Her reaction when she meets Eleanor following this encounter is especially ruthless. First chastising her for allowing Albertine to possibly be pregnant, and second for “feeding her” with the aforementioned information. Eleanor faces a barrage of ugly slurs and all she can do is sit there sheepishly, whimpering “I don’t understand how you can hate me so much”, the response to which is that she is an ungrateful sow! Only when Celeste threatens her physically does she threaten to expose the fact that she raises her child and writes her songs, which puts a pause to the conflict for the time being. Later on when she realises she needs Eleanor to look after Albertine again, she grabs some flowers from her hotel room and sends a note on a scrap of paper which reads “I’m sorry, I’m a bitch xx”. It’s a meaningless and empty gesture. She just knows she needs her to continue looking after her daughter… and she knows she will.

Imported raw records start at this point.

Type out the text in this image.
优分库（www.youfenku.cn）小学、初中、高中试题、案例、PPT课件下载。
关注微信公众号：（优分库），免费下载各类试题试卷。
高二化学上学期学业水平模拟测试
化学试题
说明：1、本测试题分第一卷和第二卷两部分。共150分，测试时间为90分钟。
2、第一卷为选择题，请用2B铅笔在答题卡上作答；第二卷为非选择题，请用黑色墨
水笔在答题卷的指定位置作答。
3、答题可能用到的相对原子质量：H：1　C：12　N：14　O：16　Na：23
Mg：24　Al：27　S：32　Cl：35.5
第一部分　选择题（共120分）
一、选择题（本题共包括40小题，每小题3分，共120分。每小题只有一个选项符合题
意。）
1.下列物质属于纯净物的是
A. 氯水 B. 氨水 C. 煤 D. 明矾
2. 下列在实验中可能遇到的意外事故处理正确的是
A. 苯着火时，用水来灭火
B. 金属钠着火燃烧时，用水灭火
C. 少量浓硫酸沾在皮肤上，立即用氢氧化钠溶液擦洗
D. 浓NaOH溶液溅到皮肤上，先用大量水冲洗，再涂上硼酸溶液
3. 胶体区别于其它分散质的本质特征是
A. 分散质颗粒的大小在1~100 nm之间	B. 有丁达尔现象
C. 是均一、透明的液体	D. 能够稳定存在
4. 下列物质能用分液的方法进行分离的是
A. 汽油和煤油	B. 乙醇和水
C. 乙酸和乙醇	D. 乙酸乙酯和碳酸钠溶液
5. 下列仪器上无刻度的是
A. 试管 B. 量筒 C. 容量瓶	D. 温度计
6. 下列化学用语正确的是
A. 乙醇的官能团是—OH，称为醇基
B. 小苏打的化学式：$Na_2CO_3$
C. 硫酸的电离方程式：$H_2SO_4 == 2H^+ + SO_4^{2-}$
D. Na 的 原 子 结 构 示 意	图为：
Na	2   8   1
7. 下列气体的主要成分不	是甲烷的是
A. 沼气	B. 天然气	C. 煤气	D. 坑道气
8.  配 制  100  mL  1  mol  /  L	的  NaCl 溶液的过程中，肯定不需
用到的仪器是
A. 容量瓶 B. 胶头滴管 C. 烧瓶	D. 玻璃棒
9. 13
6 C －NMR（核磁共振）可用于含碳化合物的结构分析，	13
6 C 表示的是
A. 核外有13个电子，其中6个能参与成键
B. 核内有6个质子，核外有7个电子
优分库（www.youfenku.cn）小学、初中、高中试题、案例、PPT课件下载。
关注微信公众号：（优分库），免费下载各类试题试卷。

Earlier in this scene she walks in on The Manager giving an inconsolate Albertine a comforting hug, to which we can see Celeste reacts very uncomfortably, clearly having the memory of him and Eleanor replay in her mind from years earlier. Later on she uses sex as a bargaining chip to manipulate him into getting her some drugs mere hours before her big show. In spite of his initial resistance we get more evidence of her control over him and her obsession with power.
Moments prior to the final act – appropriately labelled FINALE – just before her show, to which she has turned up completely drunk and high from her partying with The Manager, Celeste has a complete mental breakdown. Both The Manager and Eleanor try to snap her out of it in the best way they know how. First The Manager plays tough, initially shouting and telling her not to behave likes a spoilt brat, but then encouraging her to get it together whilst in his fatherly embrace. It is at this point where he uses the “you’re the only one in the room” motivational words that he used in her first visit to the recording studio all those years earlier. Eleanor then takes over with a softer, more motherly approach. She hears out Celeste’s insecurities, telling her that she isn’t going to die (something that is still playing on Celeste’s mind) and that she is so grateful that she is alive. She then indulges her ego to boost her confidence before she goes out for her performance.
During the performance we see Eleanor and Albertine in a huge crowd of energetic joy, looking emotionless. The contrast between these two who actually know the woman in lights and the rest is quite telling. But as the show progresses you can see them become as captivated as the rest. These are two people who have been completely emotionally destroyed by this woman, and still they are captivated by the power of Celeste. Hearkening back to the sisters’ youth, I find it interesting from a thematic point of view that the filmmakers chose Stockholm. By the end of the film it becomes clear that this was allusion to the Stockholm syndrome that everyone in Celeste’s orbit experiences.
The film ends with the narrator telling a story from the two sisters’ past, of Celeste telling Eleanor of the devil visiting her, granting her a second chance of life but with the mission of bringing great change to the next century. In this moment he said to her “Shut your eyes and repeat after me: One for the money, two for the show. On three we get ready, And on four… come with me.” Aside from that telling us that all this time, the narrator of this story was the devil himself, the line “One for the money, two for the show…” is the same one young Celeste uses at the end of a performance in Act I, where her downward spiral began. In spite of what appears to be a moment of clarity at the end of the film, Celeste, an agent of the devil, hasn’t really changed at all.